Die Anforderungen an Secure E-Mail-Lösungen sind groß. Dieser zweiteilige Testbericht soll einen tieferen Einblick geben, was moderne E-Mail-Sicherheitslösungen leisten. Dabei konzentriert sich der erste Teil auf die Installation und Implementierung in bestehende Infrastrukturen sowie die ersten Einstellungen.

Technik, Bestandteile und Einrichtung

Das Schweizer Unternehmen SEPPmail AG hat sich ganz auf Sicherheitsprodukte rund um die E-Mail spezialisiert. Neben Produkten für digitale Zertifikate und Signaturen ist das Secure E-Mail Gateway das Hauptprodukt in der Angebotspalette. Dabei handelt es sich um ein Appliance, die sowohl in Hardware als auch als virtuelle Maschine zum Einsatz kommen kann. Zudem ist es auch möglich, die Lösung als virtuelle Maschine auf der Azure-Cloud zu betreiben.
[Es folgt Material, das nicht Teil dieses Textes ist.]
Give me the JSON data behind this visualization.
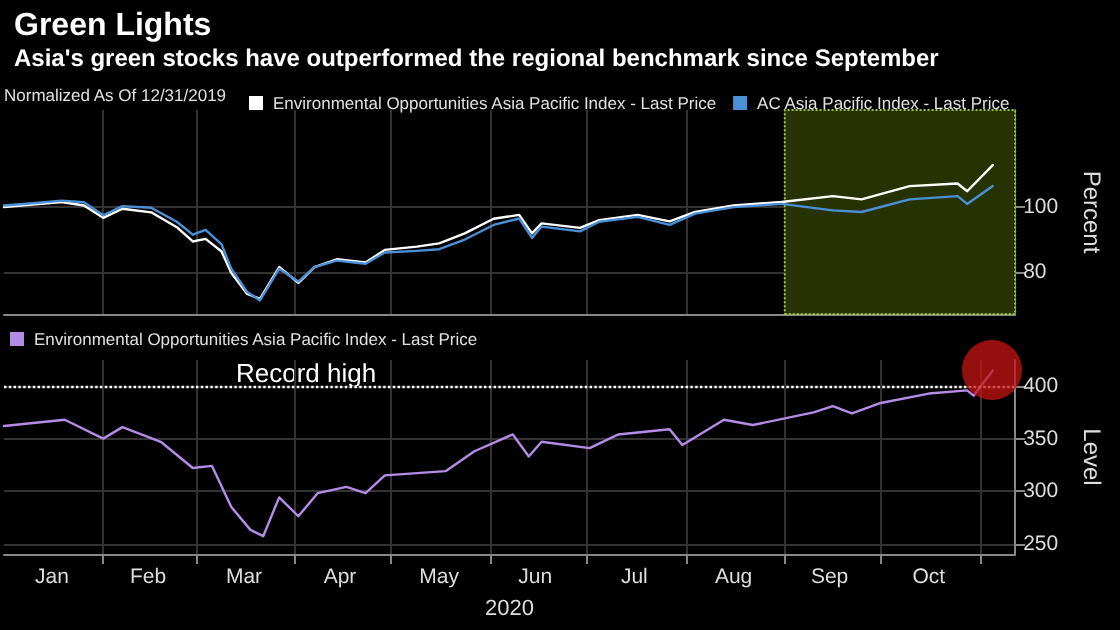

Dazu können die Kunden den entsprechenden Dienst in Microsoft Azure über den Marketplace beziehen.

Die Software lässt sich unter den verschiedensten Virtualisierungslösungen nutzen: Neben ESX von VMware und Hyper-V von Microsoft kann SEPPmail unter anderem auch für den Einsatz unter KVM oder Xen installiert werden. Insgesamt fünf unterschiedliche Ausprägungen der Lösung stehen dabei zur Verfügung: Während die sogenannte Basic-Variante für bis zu 50 E-Mail-Postfächer/Nutzer ausgelegt ist, kann die Standardvariante schon bis zu 500 Nutzer bedienen. Als Maximum benennt das Unternehmen die als Enterprise bezeichnete Version ab 5000 Nutzer. Dazwischen liegen die Versionen Business und Advanced, mit jeweils einem Maximum von 1000 beziehungsweise 5000 Nutzer. Die Lösung kann aber auch kaskadierend mit mehreren Appliances verwendet werden, um das Limit weiter nach oben zu treiben.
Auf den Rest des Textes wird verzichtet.